This Body Needs a Biscuit

By Anna Limontas-Salisbury

This body needs a biscuit
Every now and then

The kind that sits in
Tongue memory
The kind of biscuit
Rolled by a Black woman
Whose hands healed
Peppermint candy unraveling loudly
Retrieved from a black purse
Snap shut by a gold clasp
Hung on the bedpost when not snug in her lap

This body needs a biscuit
Rolled from the hands
Setting “curicome” droplets on a busted knee

This body needs a biscuit
From the mouth that yelled
“Salve on the back of the sink”
Like doctors on TV call STAT

Salve a salvation
For boils and other body mysteries
Oozing to get out

This body needs a biscuit
From the one
Whose mouth hummed praise
Whose hands shaped bread into prayer
Pushed and rolled flour with the same
Pin shaken at you in threat

This body needs a biscuit
Pressed from a thick lipped
White coffee mug with a broken handle

This body needs a biscuit
From the one who used
A butter knife, not a steak knife,
To spread salted butter
Over hot cushions into a mouth
Waiting on communion with
A body that needs a biscuit


Anna Limontas-Salisbury is a New York City poet, writer, and educator.
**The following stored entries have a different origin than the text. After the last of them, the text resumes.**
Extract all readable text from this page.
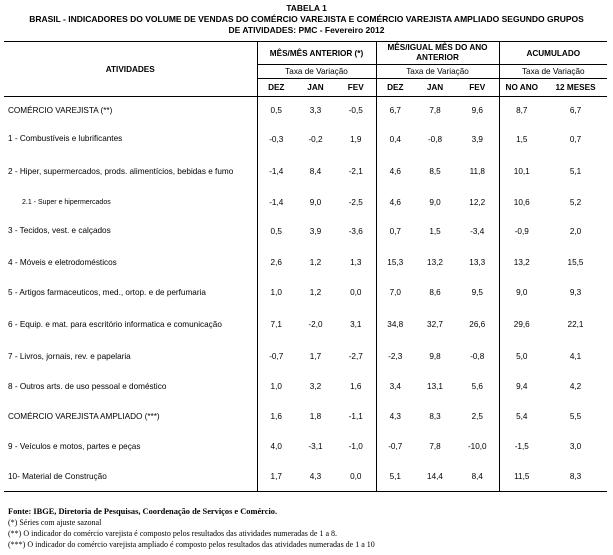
TABELA 1
BRASIL - INDICADORES DO VOLUME DE VENDAS DO COMÉRCIO VAREJISTA E COMÉRCIO VAREJISTA AMPLIADO SEGUNDO GRUPOS
DE ATIVIDADES: PMC - Fevereiro 2012
ATIVIDADES	MÊS/MÊS ANTERIOR (*)			MÊS/IGUAL MÊS DO ANO ANTERIOR			ACUMULADO	
	Taxa de Variação			Taxa de Variação			Taxa de Variação	
	DEZ	JAN	FEV	DEZ	JAN	FEV	NO ANO	12 MESES
COMÉRCIO VAREJISTA (**)	0,5	3,3	-0,5	6,7	7,8	9,6	8,7	6,7
1 - Combustíveis e lubrificantes	-0,3	-0,2	1,9	0,4	-0,8	3,9	1,5	0,7
2 - Hiper, supermercados, prods. alimentícios, bebidas e fumo	-1,4	8,4	-2,1	4,6	8,5	11,8	10,1	5,1
2.1 - Super e hipermercados	-1,4	9,0	-2,5	4,6	9,0	12,2	10,6	5,2
3 - Tecidos, vest. e calçados	0,5	3,9	-3,6	0,7	1,5	-3,4	-0,9	2,0
4 - Móveis e eletrodomésticos	2,6	1,2	1,3	15,3	13,2	13,3	13,2	15,5
5 - Artigos farmaceuticos, med., ortop. e de perfumaria	1,0	1,2	0,0	7,0	8,6	9,5	9,0	9,3
6 - Equip. e mat. para escritório informatica e comunicação	7,1	-2,0	3,1	34,8	32,7	26,6	29,6	22,1
7 - Livros, jornais, rev. e papelaria	-0,7	1,7	-2,7	-2,3	9,8	-0,8	5,0	4,1
8 - Outros arts. de uso pessoal e doméstico	1,0	3,2	1,6	3,4	13,1	5,6	9,4	4,2
COMÉRCIO VAREJISTA AMPLIADO (***)	1,6	1,8	-1,1	4,3	8,3	2,5	5,4	5,5
9 - Veículos e motos, partes e peças	4,0	-3,1	-1,0	-0,7	7,8	-10,0	-1,5	3,0
10- Material de Construção	1,7	4,3	0,0	5,1	14,4	8,4	11,5	8,3
Fonte: IBGE, Diretoria de Pesquisas, Coordenação de Serviços e Comércio.
(*) Séries com ajuste sazonal
(**) O indicador do comércio varejista é composto pelos resultados das atividades numeradas de 1 a 8.
(***) O indicador do comércio varejista ampliado é composto pelos resultados das atividades numeradas de 1 a 10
She’s been a featured poet at Camperdown, a poetry reading series at Halyards, Honey Dipped Productions Girlhood 2020, and Body Love Open Mic Series. Excerpts of her nonfiction essays were performed with COUNTERpult-Reading Series and most recently HTBAF: Honoring Our Ancestors by Open Source Gallery. She’s a graduate of Hunter College and Craig Newmark Graduate School of Journalism at CUNY.